At any rate, that's Tommy, acting borderline mystical to mess with the establishment.  And somehow Lowry's the one who gets fired for causing a scandal, from writing a single newspaper article, instead of spending years playing heathen parlor tricks on the university's patrons.  Ah, but that's right, Jebson had a jealous grudge or something.

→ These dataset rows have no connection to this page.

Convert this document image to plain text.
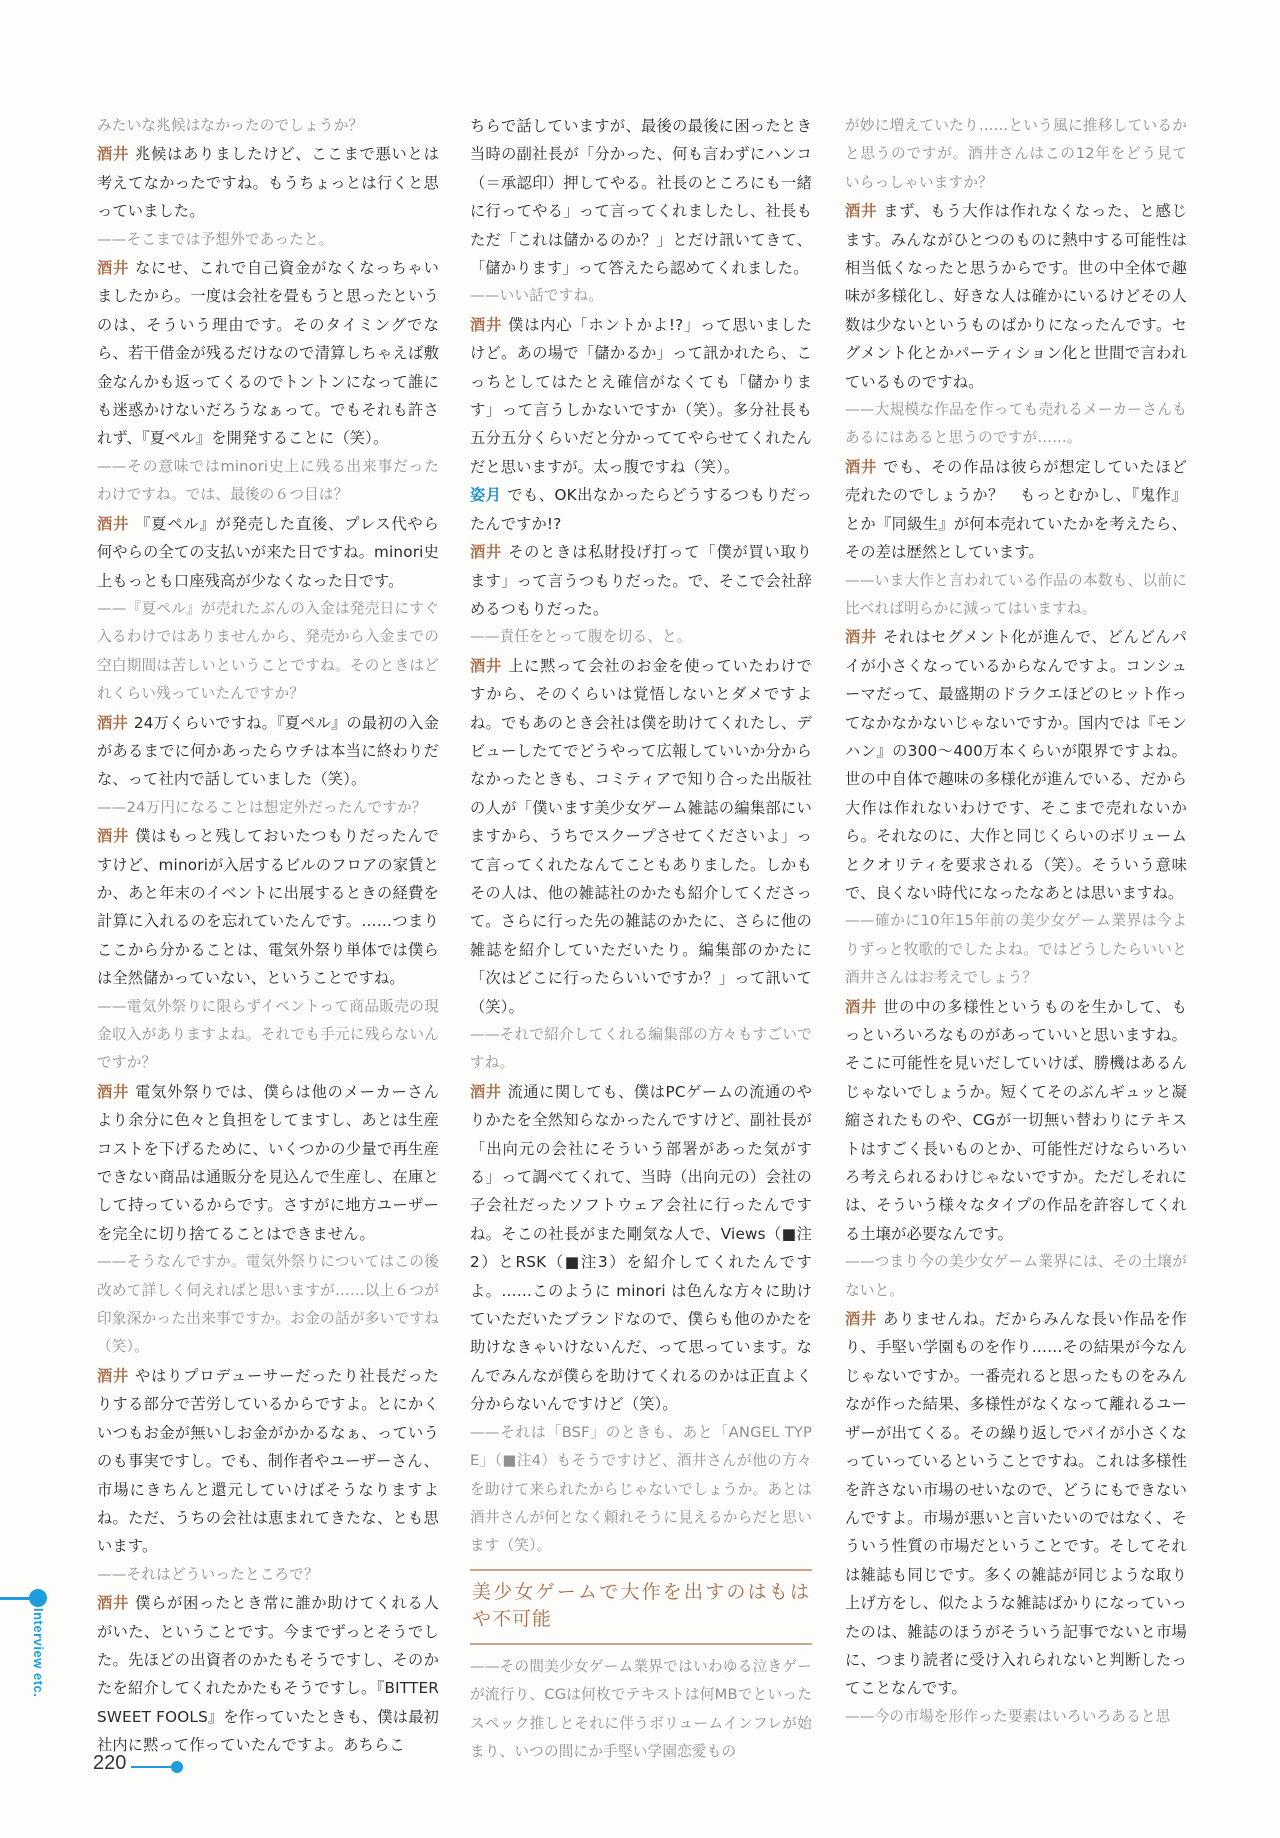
みたいな兆候はなかったのでしょうか？

酒井 兆候はありましたけど、ここまで悪いとは考えてなかったですね。もうちょっとは行くと思っていました。

——そこまでは予想外であったと。

酒井 なにせ、これで自己資金がなくなっちゃいましたから。一度は会社を畳もうと思ったというのは、そういう理由です。そのタイミングでなら、若干借金が残るだけなので清算しちゃえば敷金なんかも返ってくるのでトントンになって誰にも迷惑かけないだろうなぁって。でもそれも許されず、『夏ペル』を開発することに（笑）。

——その意味ではminori史上に残る出来事だったわけですね。では、最後の６つ目は？

酒井 『夏ペル』が発売した直後、プレス代やら何やらの全ての支払いが来た日ですね。minori史上もっとも口座残高が少なくなった日です。

——『夏ペル』が売れたぶんの入金は発売日にすぐ入るわけではありませんから、発売から入金までの空白期間は苦しいということですね。そのときはどれくらい残っていたんですか？

酒井 24万くらいですね。『夏ペル』の最初の入金があるまでに何かあったらウチは本当に終わりだな、って社内で話していました（笑）。

——24万円になることは想定外だったんですか？

酒井 僕はもっと残しておいたつもりだったんですけど、minoriが入居するビルのフロアの家賃とか、あと年末のイベントに出展するときの経費を計算に入れるのを忘れていたんです。……つまりここから分かることは、電気外祭り単体では僕らは全然儲かっていない、ということですね。

——電気外祭りに限らずイベントって商品販売の現金収入がありますよね。それでも手元に残らないんですか？

酒井 電気外祭りでは、僕らは他のメーカーさんより余分に色々と負担をしてますし、あとは生産コストを下げるために、いくつかの少量で再生産できない商品は通販分を見込んで生産し、在庫として持っているからです。さすがに地方ユーザーを完全に切り捨てることはできません。

——そうなんですか。電気外祭りについてはこの後改めて詳しく伺えればと思いますが……以上６つが印象深かった出来事ですか。お金の話が多いですね（笑）。

酒井 やはりプロデューサーだったり社長だったりする部分で苦労しているからですよ。とにかくいつもお金が無いしお金がかかるなぁ、っていうのも事実ですし。でも、制作者やユーザーさん、市場にきちんと還元していけばそうなりますよね。ただ、うちの会社は恵まれてきたな、とも思います。

——それはどういったところで？

酒井 僕らが困ったとき常に誰か助けてくれる人がいた、ということです。今までずっとそうでした。先ほどの出資者のかたもそうですし、そのかたを紹介してくれたかたもそうですし。『BITTERSWEET FOOLS』を作っていたときも、僕は最初社内に黙って作っていたんですよ。あちらこ

ちらで話していますが、最後の最後に困ったとき当時の副社長が「分かった、何も言わずにハンコ（＝承認印）押してやる。社長のところにも一緒に行ってやる」って言ってくれましたし、社長もただ「これは儲かるのか？」とだけ訊いてきて、「儲かります」って答えたら認めてくれました。

——いい話ですね。

酒井 僕は内心「ホントかよ!?」って思いましたけど。あの場で「儲かるか」って訊かれたら、こっちとしてはたとえ確信がなくても「儲かります」って言うしかないですか（笑）。多分社長も五分五分くらいだと分かっててやらせてくれたんだと思いますが。太っ腹ですね（笑）。

姿月 でも、OK出なかったらどうするつもりだったんですか!?

酒井 そのときは私財投げ打って「僕が買い取ります」って言うつもりだった。で、そこで会社辞めるつもりだった。

——責任をとって腹を切る、と。

酒井 上に黙って会社のお金を使っていたわけですから、そのくらいは覚悟しないとダメですよね。でもあのとき会社は僕を助けてくれたし、デビューしたてでどうやって広報していいか分からなかったときも、コミティアで知り合った出版社の人が「僕います美少女ゲーム雑誌の編集部にいますから、うちでスクープさせてくださいよ」って言ってくれたなんてこともありました。しかもその人は、他の雑誌社のかたも紹介してくださって。さらに行った先の雑誌のかたに、さらに他の雑誌を紹介していただいたり。編集部のかたに「次はどこに行ったらいいですか？」って訊いて（笑）。

——それで紹介してくれる編集部の方々もすごいですね。

酒井 流通に関しても、僕はPCゲームの流通のやりかたを全然知らなかったんですけど、副社長が「出向元の会社にそういう部署があった気がする」って調べてくれて、当時（出向元の）会社の子会社だったソフトウェア会社に行ったんですね。そこの社長がまた剛気な人で、Views（■注2）とRSK（■注3）を紹介してくれたんですよ。……このように minori は色んな方々に助けていただいたブランドなので、僕らも他のかたを助けなきゃいけないんだ、って思っています。なんでみんなが僕らを助けてくれるのかは正直よく分からないんですけど（笑）。

——それは「BSF」のときも、あと「ANGEL TYPE」（■注4）もそうですけど、酒井さんが他の方々を助けて来られたからじゃないでしょうか。あとは酒井さんが何となく頼れそうに見えるからだと思います（笑）。

美少女ゲームで大作を出すのはもはや不可能

——その間美少女ゲーム業界ではいわゆる泣きゲーが流行り、CGは何枚でテキストは何MBでといったスペック推しとそれに伴うボリュームインフレが始まり、いつの間にか手堅い学園恋愛もの

が妙に増えていたり……という風に推移しているかと思うのですが。酒井さんはこの12年をどう見ていらっしゃいますか？

酒井 まず、もう大作は作れなくなった、と感じます。みんながひとつのものに熱中する可能性は相当低くなったと思うからです。世の中全体で趣味が多様化し、好きな人は確かにいるけどその人数は少ないというものばかりになったんです。セグメント化とかパーティション化と世間で言われているものですね。

——大規模な作品を作っても売れるメーカーさんもあるにはあると思うのですが……。

酒井 でも、その作品は彼らが想定していたほど売れたのでしょうか？　もっとむかし、『鬼作』とか『同級生』が何本売れていたかを考えたら、その差は歴然としています。

——いま大作と言われている作品の本数も、以前に比べれば明らかに減ってはいますね。

酒井 それはセグメント化が進んで、どんどんパイが小さくなっているからなんですよ。コンシューマだって、最盛期のドラクエほどのヒット作ってなかなかないじゃないですか。国内では『モンハン』の300〜400万本くらいが限界ですよね。世の中自体で趣味の多様化が進んでいる、だから大作は作れないわけです、そこまで売れないから。それなのに、大作と同じくらいのボリュームとクオリティを要求される（笑）。そういう意味で、良くない時代になったなあとは思いますね。

——確かに10年15年前の美少女ゲーム業界は今よりずっと牧歌的でしたよね。ではどうしたらいいと酒井さんはお考えでしょう？

酒井 世の中の多様性というものを生かして、もっといろいろなものがあっていいと思いますね。そこに可能性を見いだしていけば、勝機はあるんじゃないでしょうか。短くてそのぶんギュッと凝縮されたものや、CGが一切無い替わりにテキストはすごく長いものとか、可能性だけならいろいろ考えられるわけじゃないですか。ただしそれには、そういう様々なタイプの作品を許容してくれる土壌が必要なんです。

——つまり今の美少女ゲーム業界には、その土壌がないと。

酒井 ありませんね。だからみんな長い作品を作り、手堅い学園ものを作り……その結果が今なんじゃないですか。一番売れると思ったものをみんなが作った結果、多様性がなくなって離れるユーザーが出てくる。その繰り返しでパイが小さくなっていっているということですね。これは多様性を許さない市場のせいなので、どうにもできないんですよ。市場が悪いと言いたいのではなく、そういう性質の市場だということです。そしてそれは雑誌も同じです。多くの雑誌が同じような取り上げ方をし、似たような雑誌ばかりになっていったのは、雑誌のほうがそういう記事でないと市場に、つまり読者に受け入れられないと判断したってことなんです。

——今の市場を形作った要素はいろいろあると思

Interview etc.
220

After another attempt to inject a creepy mood into the story, involving dead leaves "making a dry and crackly music of their own" as they skitter into the shadows, Lowry knocks on the door, reminding himself that his chills are due to malaria and still trying to shake off the sensation that he's late for an appointment.  When there's no answer, he pushes the door open - nobody around here locks their doors, it's a sleepy college town - and Lowry goes inside.  He thinks he hears a rat upstairs, and proceeds to the living room, where he finds his friend Tommy, sprawled on the couch as if dead!

He's not, of course, but weren't you scared for a moment?

Tommy wakes up, greets his friend, invites him to warm himself by the fire since Lowry's already let himself inside, even offers him a drink.  Lowry takes a moment to admire his friend's artfully disarrayed black hair, slender build, and winsome features, concluding "with a sudden clarity" that Tommy is "pretty."  It's 1940, though, so we aren't allowed to read into this.

Instead he brings up the article, and Jebson's reaction to it.  Tommy complains that the board would never allow it, Lowry replies that Jebson controls the board, Tommy demands that Lowry go "straighten this thing out," but we're told after a brief page break that eventually the two trail off as the hopelessness of the situation settles on them.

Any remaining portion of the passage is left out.